Pricing is a thing in this market. The sub $450,000 market is pretty hot right now and it is hard to miss the mark. But as you move into that middle range between $450k and $700k pricing is very important. Now, to be clear, pricing is important in all price ranges, but the market is hot enough right now at the entry point that a seller can get away with a price too low or too high. The starter market will gobble up a deal with multiple offers over asking if it is priced too low and over priced homes will see slightly under asking offers. But the middle range can be a bit dangerous. Price it too low and it will sell but multiple offers may not happen, and that means the seller is leaving money behind. Over price it and it will sit. Many buyer's are reluctant to offer substantially under asking even when the KNOW the house is too high.
Getting the price just right is a very big deal right now in that middle range $450-$700k. Buyers should not be afraid to offer less if the home is overpriced. Low-balling is not a thing right now and buyers should be aware that sellers are often emotional enough to not even counter you should your offer be insulting. That said, a seller should counter any low ball offer because generally, a person that takes the time to write the offer has enough interest to potentially come to terms that are mutually acceptable. All parties in a real estate deal should try to stay logical about the price and terms, buyers should save the emotion for choosing part of the equation. Once a choice is made switch to logical thinking.
That can be difficult, but I have had clients wish they had been logical in the negotiating phase after losing a house they later wished they had bought. Another issue is the time on market. This is often misunderstood by buyers and even agents sometimes. When a property has been on the market a long time there are a variety of reasons why, sometimes the house was overpriced for few months and the seller just lowered the price recently to place it more in line with the market. Some buyers may think they can low-ball the seller here, but they may find a solid wall. Often another buyer steps in and snipes the property from them while they wasted their time offering too low.

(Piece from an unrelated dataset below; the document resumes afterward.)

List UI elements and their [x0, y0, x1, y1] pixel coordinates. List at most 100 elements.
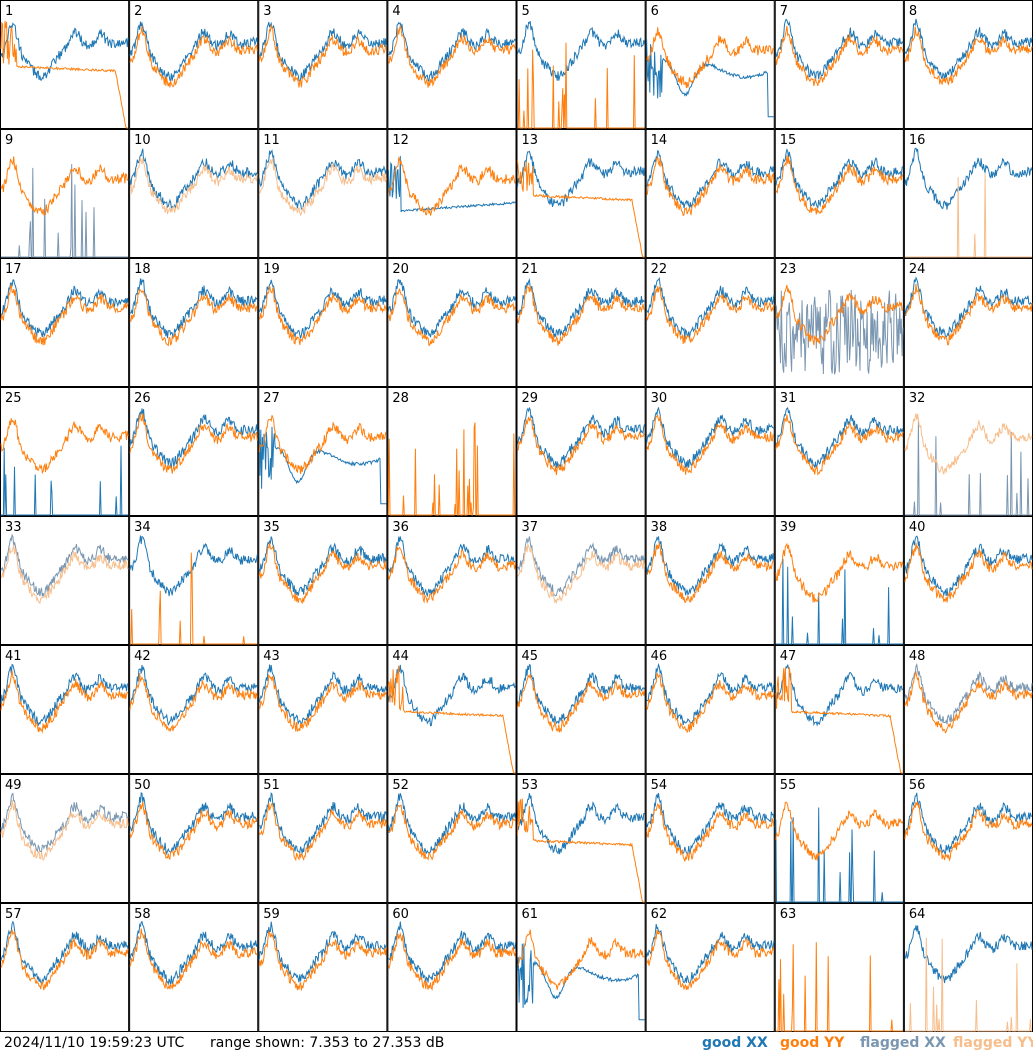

There are 2.6 million people in the Portland-Vancouver metro area and some 7000 agents working it. The MLS is interconnected with the world wide web and few deals go undiscovered. If a price looks too good to be true, it probably isn't true :) Buyer's looking for a "deal" should look at fixers. They should be prepared to put 10% or preferably 20% down. This market has not been too cozy to fixers and that means potential value opportunities. Also homes that need enough work to be ineligible for FHA or VA financing are less competitive because at least half the buyers are using government backed loan products. Thinning the competition is a good way to get ahead. Of course buyers that are not predisposed to make repairs may find the local market prices for such work to be very expensive and thus that "deal" may turn out to be not such a great value after all.
Sellers and buyers can both do well in the current market climate. Buyers should be less concerned about price and buy the house that will make them happiest. Loan rates are super low right now and getting the house you want will pay off in the future as the mortgage rate is locked in at historic lows. Every month you get your "deal" when you make that payment.